Me: No, you can't. The stain has nothing to adhere to because the TWS is there and that prevents adhesion. You need to remove that in order for the stain to work, otherwise you're going to have nothing but a slip and fall hazard on the deck because it will never dry.
Lady: *goes on and on about not wanting to spend a lot of money and blah blah*
Me: Well ma'am, I've given you instructions on how to do the job right, which is what you asked me for.
Lady: *gets a gallon of semi-transparent stain off the shelf* I'll just put this over the TWS.
Me: *withholding a sigh* Fine, but do a test area first. Don't just dump the whole gallon over the deck.

Meanwhile, a line about 7 people long had formed at the desk and I was by myself. Yippee.

Next is a guy who was very nice, but like the lady, was shocked to hear that staining his deck was going to include more than just picking out a stain color and applying it.

Me: Yes sir, how can I help you today?
Guy: Well I want to stain my deck with a solid stain. I have a prior stain on there right now, and also some new, unstained wood I'd like to do from a deck extension that’s about to be completed.
Me: Sure thing.
Guy: I want to do this the right way, so, how do I do that? Just get the stain and apply it, right?
Me: Well no. First you need to apply a stripping solution to the part of the deck that was stained before. Then you'll want to take the deck prep solution over both the stained and unstained parts of the deck. That will neutralize the wood and get it ready for the stain. Once the wood is dry from that, you can then apply the stain.
Guy: Holy shit...! I didn't think it was that involved...
Me: Yeah, it can be.
Guy: Why can't I just stain over it?
Me: *launches into an informative and easy to understand explanation as to why one simply cannot just apply stain over previously stained surfaces and unprepped surfaces*
Guy: *sighs* Okay, get me what I need for this.

So I take him down the aisles and explain what he needs as we go along, frequently referring to the instructions on the back of the solutions. On a personal observation note here, I've found that when I have to read instructions off of the label to someone more than three times, they are not going to bother reading it when they get home and return to the store to whine and complain.
Anyway, I get him the brush and nap he'll need, plus the two solutions.

Guy: I still don't understand why I can't just stain over it. This color right here... *points to a dark brown on the color chart* ...looks like what I have on there now.
Me: *refrains from a much-needed eye roll* Sir, I've explained to you why you should not simply stain over it. I will add that if you just put the stain over the existing stain, you negate the guarantee and manufacturers warranty on the stain. And just so we're on the same page, is the stain you have on there now a Premium product?
Guy: Well I don't know. My wife bought it. I have no idea what she bought.
Me: All the more reason to follow my instructions.

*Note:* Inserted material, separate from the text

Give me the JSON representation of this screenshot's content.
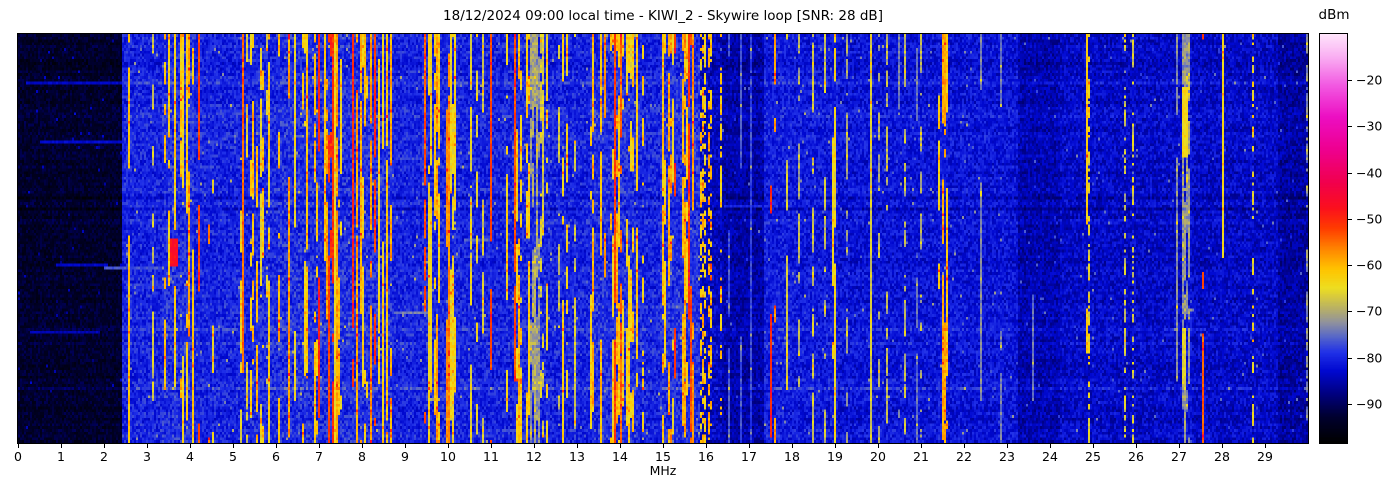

So he picks out a color (which was a far cry from the dark brown he had originally pointed to) and I mix the stain for him while he goes to get other stuff.

Last but not least for today, we have Grumpy Guy. He was in the interior aisle looking for ceiling paint.

Me: Finding everything alright, sir?
GG: Where's your ceiling paint in quart size?
Me: We don't carry ceiling paint in quart size, sorry.
GG: Well why the hell not?
Me: The rep is aware that there is a call for it, unfortunately, the company simply does not offer that particular paint in that size at this time. I have a gallon I can give you for free though, if you want.
GG: And just what in the hell am I supposed to do with all that?! Drink it?!